Loosening of associations and thought disruption are key features of schizophrenic psychopathology. Alterations in neural networks underlying this basic abnormality have not yet been sufficiently identified. Previously, we demonstrated that spatio-temporal clustering of magnetic brain responses to pictorial stimuli map categorical representations in temporal cortex. This result has opened the possibility to quantify associative strength within and across semantic categories in schizophrenic patients. We hypothesized that in contrast to controls, schizophrenic patients exhibit disordered representations of semantic categories.

Methods

The spatio-temporal clusters of brain magnetic activities elicited by object pictures related to super-ordinate (flowers, animals, furniture, clothes) and base-level (e.g. tulip, rose, orchid, sunflower) categories were analysed in the source space for the time epochs 170–210 and 210–450 ms following stimulus onset and were compared between 10 schizophrenic patients and 10 control subjects.

Results

Spatio-temporal correlations of responses elicited by base-level concepts and the difference of within vs. across super-ordinate categories were distinctly lower in patients than in controls.

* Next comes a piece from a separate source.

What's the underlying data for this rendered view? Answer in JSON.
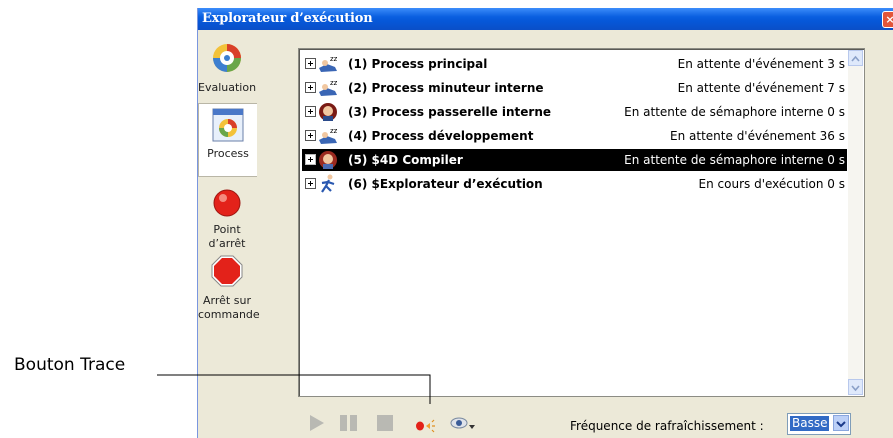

Additionally, in contrast to the well-defined categorical representation in control subjects, unsupervised clustering indicated poorly defined representation of semantic categories in patients. Within the patient group, distinctiveness of categorical representation in the temporal cortex was positively related to negative symptoms and tended to be inversely related to positive symptoms.

Conclusion

Schizophrenic patients show a less organized representation of semantic categories in clusters of magnetic brain responses than healthy adults. This atypical neural network architecture may be a correlate of loosening of associations, promoting positive symptoms.